Providers could bring all kinds of wonderful solutions to the table when meeting with a payer, but they still may gain no headway. To avoid that, in-home care organizations should start by analyzing payers’ pain points.

That’s according to Michael Johnson, the president of the home health and hospice practices at Bayada Home Health Care.

“Come trying to figure out what the pain point is and what the problems are for the payer,” Johnson said. “Because we may be all excited about our outcomes in a certain geography, but only 10% of the people in that population are members of that MA plan [we’re talking to]. So for us, it’s about how we gear it toward a meeting that’s meaningful for the payer.”

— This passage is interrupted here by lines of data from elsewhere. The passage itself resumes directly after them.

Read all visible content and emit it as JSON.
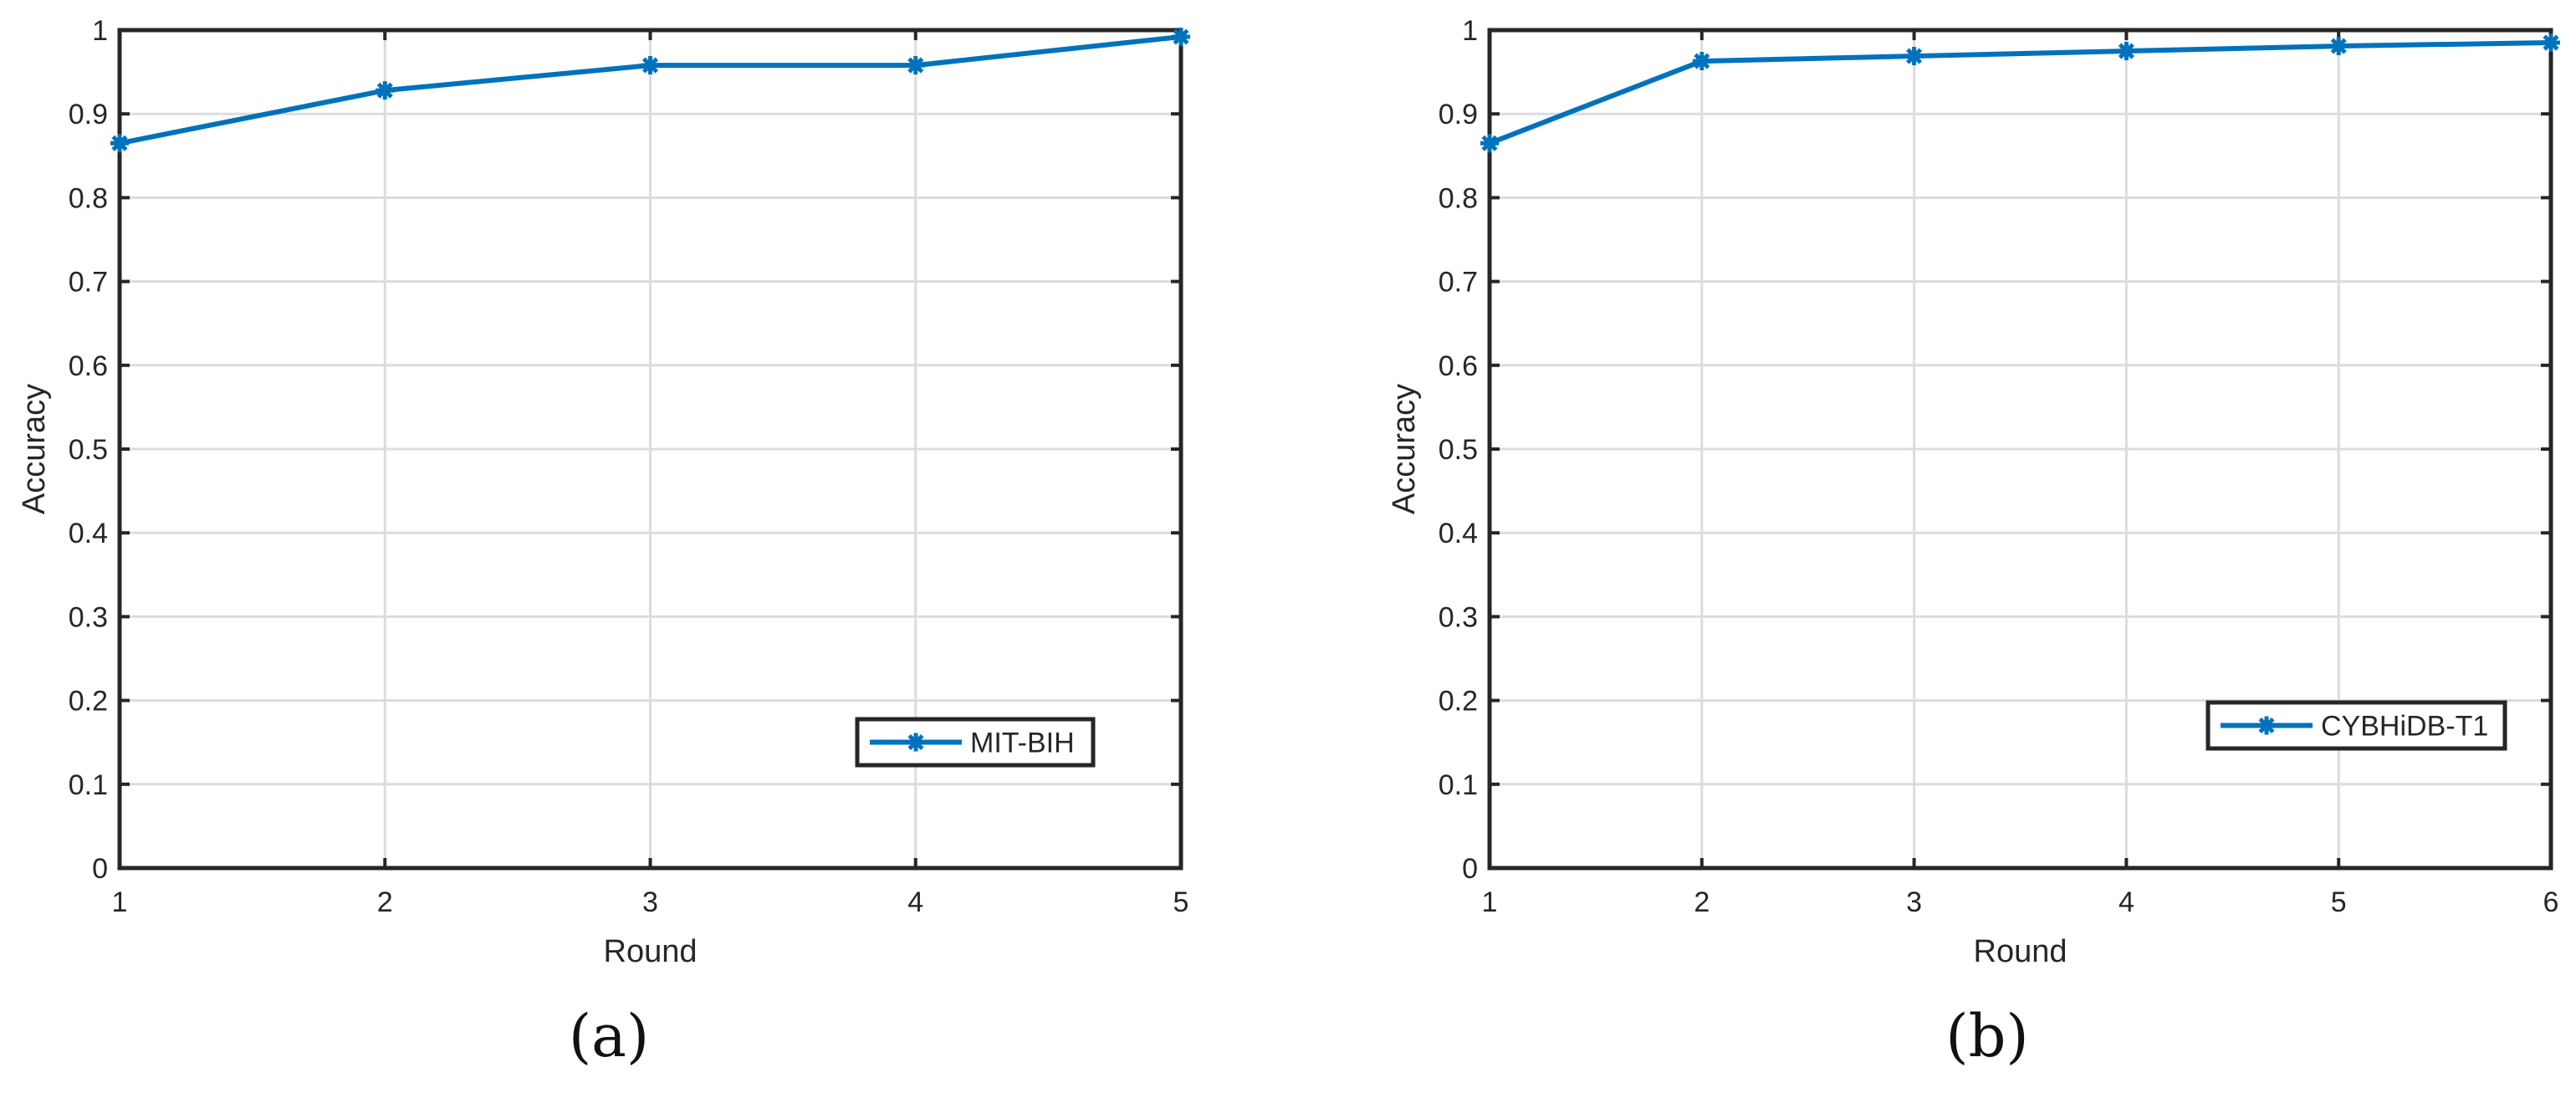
{
  "chart_data": [
    {
      "type": "line",
      "panel_label": "(a)",
      "xlabel": "Round",
      "ylabel": "Accuracy",
      "xlim": [
        1,
        5
      ],
      "ylim": [
        0,
        1
      ],
      "xticks": [
        "1",
        "2",
        "3",
        "4",
        "5"
      ],
      "yticks": [
        "0",
        "0.1",
        "0.2",
        "0.3",
        "0.4",
        "0.5",
        "0.6",
        "0.7",
        "0.8",
        "0.9",
        "1"
      ],
      "grid": true,
      "legend_position": "bottom-right",
      "series": [
        {
          "name": "MIT-BIH",
          "color": "#0072BD",
          "marker": "asterisk",
          "x": [
            1,
            2,
            3,
            4,
            5
          ],
          "y": [
            0.865,
            0.928,
            0.958,
            0.958,
            0.992
          ]
        }
      ]
    },
    {
      "type": "line",
      "panel_label": "(b)",
      "xlabel": "Round",
      "ylabel": "Accuracy",
      "xlim": [
        1,
        6
      ],
      "ylim": [
        0,
        1
      ],
      "xticks": [
        "1",
        "2",
        "3",
        "4",
        "5",
        "6"
      ],
      "yticks": [
        "0",
        "0.1",
        "0.2",
        "0.3",
        "0.4",
        "0.5",
        "0.6",
        "0.7",
        "0.8",
        "0.9",
        "1"
      ],
      "grid": true,
      "legend_position": "bottom-right",
      "series": [
        {
          "name": "CYBHiDB-T1",
          "color": "#0072BD",
          "marker": "asterisk",
          "x": [
            1,
            2,
            3,
            4,
            5,
            6
          ],
          "y": [
            0.865,
            0.963,
            0.969,
            0.975,
            0.981,
            0.985
          ]
        }
      ]
    }
  ]
}
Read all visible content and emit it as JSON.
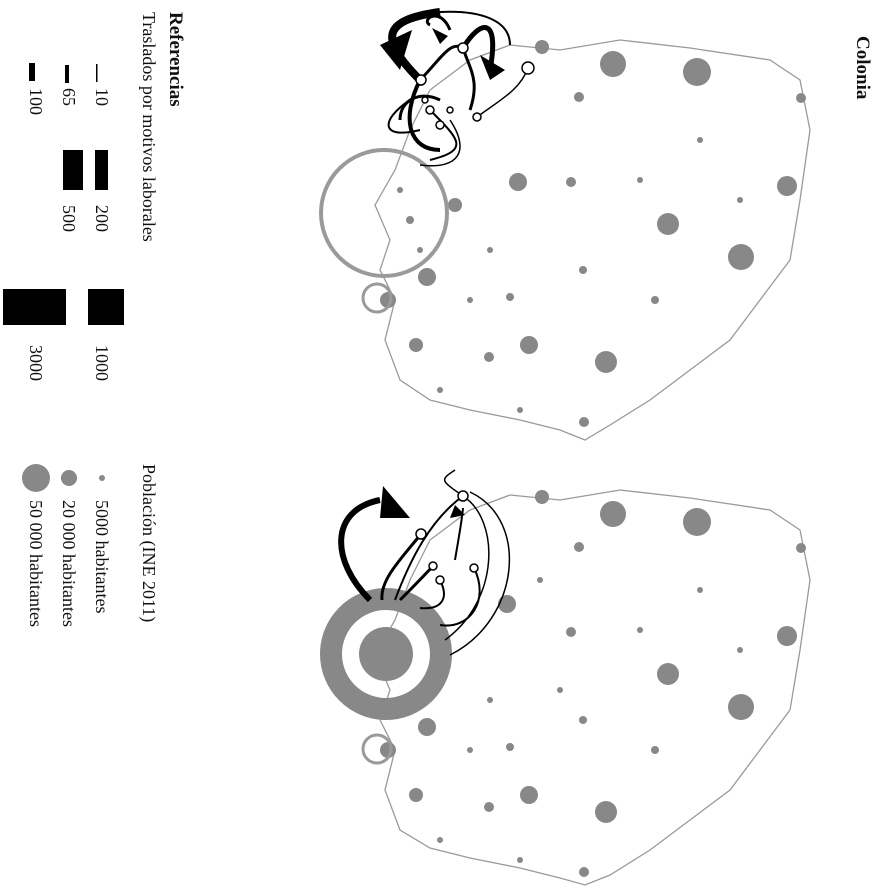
{
  "map_title": "Colonia",
  "legend": {
    "title": "Referencias",
    "subtitle": "Traslados por motivos laborales",
    "flow_labels": [
      "10",
      "65",
      "100",
      "200",
      "500",
      "1000",
      "3000"
    ],
    "population_title": "Población (INE 2011)",
    "population_labels": [
      "5000 habitantes",
      "20 000 habitantes",
      "50 000 habitantes"
    ]
  },
  "colors": {
    "population_fill": "#888888",
    "outline": "#9a9a9a",
    "flow": "#000000",
    "background": "#ffffff"
  }
}
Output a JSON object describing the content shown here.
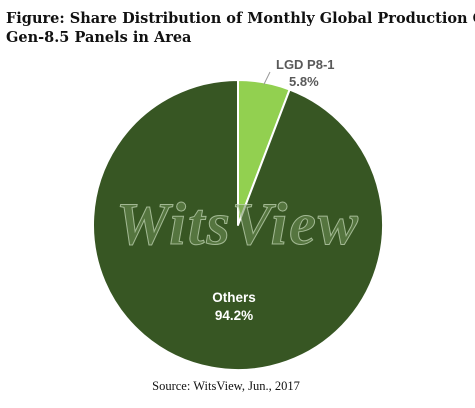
{
  "chart_data": {
    "type": "pie",
    "title_lines": [
      "Figure: Share Distribution of Monthly Global Production Capacity of",
      "Gen-8.5 Panels in Area"
    ],
    "slices": [
      {
        "label": "LGD P8-1",
        "value": 5.8,
        "value_label": "5.8%",
        "color": "#92d050"
      },
      {
        "label": "Others",
        "value": 94.2,
        "value_label": "94.2%",
        "color": "#375623"
      }
    ],
    "watermark": "WitsView",
    "source": "Source: WitsView, Jun., 2017",
    "legend": "none"
  }
}
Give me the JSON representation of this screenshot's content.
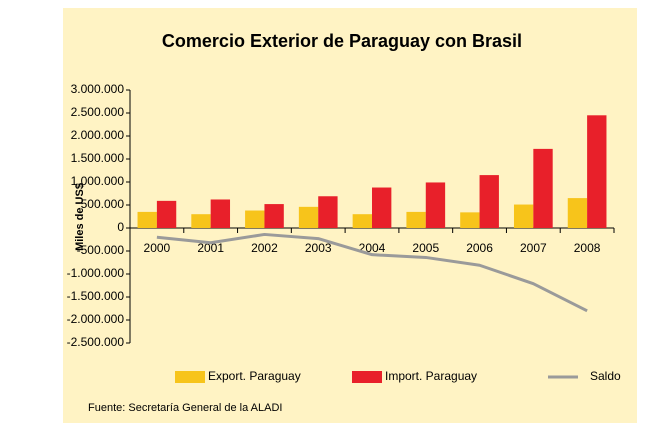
{
  "chart_data": {
    "type": "bar",
    "title": "Comercio Exterior de Paraguay con Brasil",
    "ylabel": "Miles de US$",
    "source": "Fuente: Secretaría General de la ALADI",
    "categories": [
      "2000",
      "2001",
      "2002",
      "2003",
      "2004",
      "2005",
      "2006",
      "2007",
      "2008"
    ],
    "series": [
      {
        "name": "Export. Paraguay",
        "type": "bar",
        "color": "#f7c41b",
        "values": [
          350000,
          300000,
          380000,
          460000,
          300000,
          350000,
          340000,
          510000,
          650000
        ]
      },
      {
        "name": "Import. Paraguay",
        "type": "bar",
        "color": "#e8202a",
        "values": [
          590000,
          620000,
          520000,
          690000,
          880000,
          990000,
          1150000,
          1720000,
          2450000
        ]
      },
      {
        "name": "Saldo",
        "type": "line",
        "color": "#9a9a9a",
        "values": [
          -200000,
          -320000,
          -140000,
          -230000,
          -580000,
          -640000,
          -810000,
          -1210000,
          -1800000
        ]
      }
    ],
    "ylim": [
      -2500000,
      3000000
    ],
    "yticks": [
      {
        "value": -2500000,
        "label": "-2.500.000"
      },
      {
        "value": -2000000,
        "label": "-2.000.000"
      },
      {
        "value": -1500000,
        "label": "-1.500.000"
      },
      {
        "value": -1000000,
        "label": "-1.000.000"
      },
      {
        "value": -500000,
        "label": "-500.000"
      },
      0,
      {
        "value": 500000,
        "label": "500.000"
      },
      {
        "value": 1000000,
        "label": "1.000.000"
      },
      {
        "value": 1500000,
        "label": "1.500.000"
      },
      {
        "value": 2000000,
        "label": "2.000.000"
      },
      {
        "value": 2500000,
        "label": "2.500.000"
      },
      {
        "value": 3000000,
        "label": "3.000.000"
      }
    ],
    "legend": "bottom"
  }
}
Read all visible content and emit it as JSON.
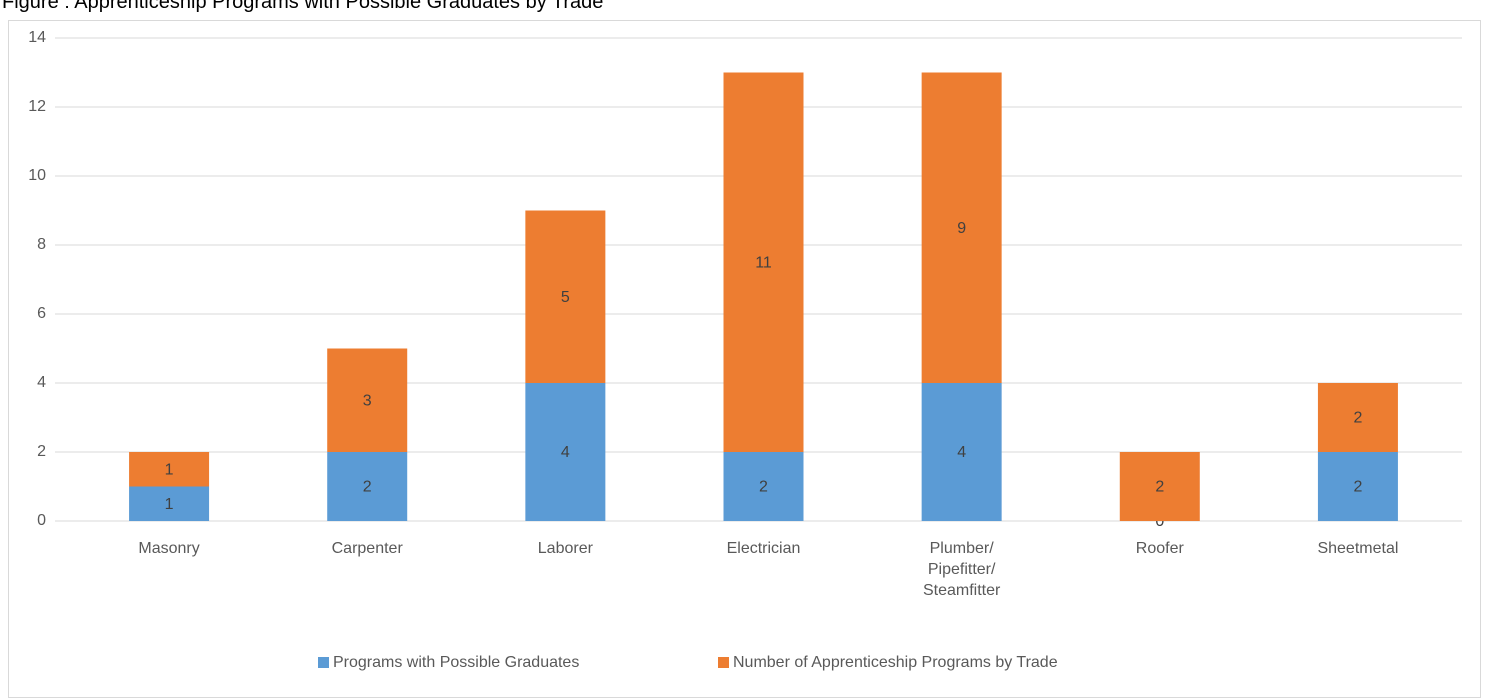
{
  "chart_data": {
    "type": "stacked_bar",
    "title": "Figure : Apprenticeship Programs with Possible Graduates by Trade",
    "categories": [
      "Masonry",
      "Carpenter",
      "Laborer",
      "Electrician",
      "Plumber/ Pipefitter/ Steamfitter",
      "Roofer",
      "Sheetmetal"
    ],
    "series": [
      {
        "name": "Programs with Possible Graduates",
        "color": "#5b9bd5",
        "values": [
          1,
          2,
          4,
          2,
          4,
          0,
          2
        ]
      },
      {
        "name": "Number of Apprenticeship Programs by Trade",
        "color": "#ed7d31",
        "values": [
          1,
          3,
          5,
          11,
          9,
          2,
          2
        ]
      }
    ],
    "ylim": [
      0,
      14
    ],
    "yticks": [
      0,
      2,
      4,
      6,
      8,
      10,
      12,
      14
    ],
    "grid": true,
    "legend": "bottom"
  }
}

Moorestown, New Jersey-based Bayada is one of the largest home health providers in the country. As part of the nonprofit’s network, it has more than 360 offices in 23 states, with additional locations in Germany, India, Ireland, New Zealand and South Korea.

The process sounds simplistic, but in the end, a provider could have all the capabilities a payer needs and still not form a partnership because it failed to recognize that MA plan’s needs at the time.

“In the end, the ability to be successful is going to require two-way communication,” Johnson said. “Because if there’s a problem, we want to come back to our payer partner with [a solution]. It comes down to understanding each other, and quite simply having a relationship where when the chips are down, you’re going to sort of say, ‘We’re going to figure this out.’”

In an ideal payer-provider relationship, both will reap the benefits financially.

That’s the point of procuring the data and forming the best thesis and pitch to an MA plan, after all. But in the meeting, it’s best if the conversation does not start with the provider seeking out financial incentives from the payer, Johnson said.

“Whatever solution you bring, make sure it’s budget neutral,” he said. “Start there and demonstrate that you can make a difference in outcomes that aren’t going to have a negative financial impact on the payer before you start asking for shared savings and so forth. Put your money where your mouth is, [essentially]. I found that’s a much better way to open the door versus, ‘Hey, how much are you going to pay us when we get your readmission rate down?’”

Bayada has had plenty of success contracting with health plans on its end. In March 2019, for example, it announced a major value-based agreement with AmeriHealth Caritas.

There’s more MA members and more MA plans than ever, and that offers a great chance for home health and home care providers to open their services up to a larger population as home-based care becomes more popular.

But having a plan — beyond explaining the positives of caring for people at home — is paramount.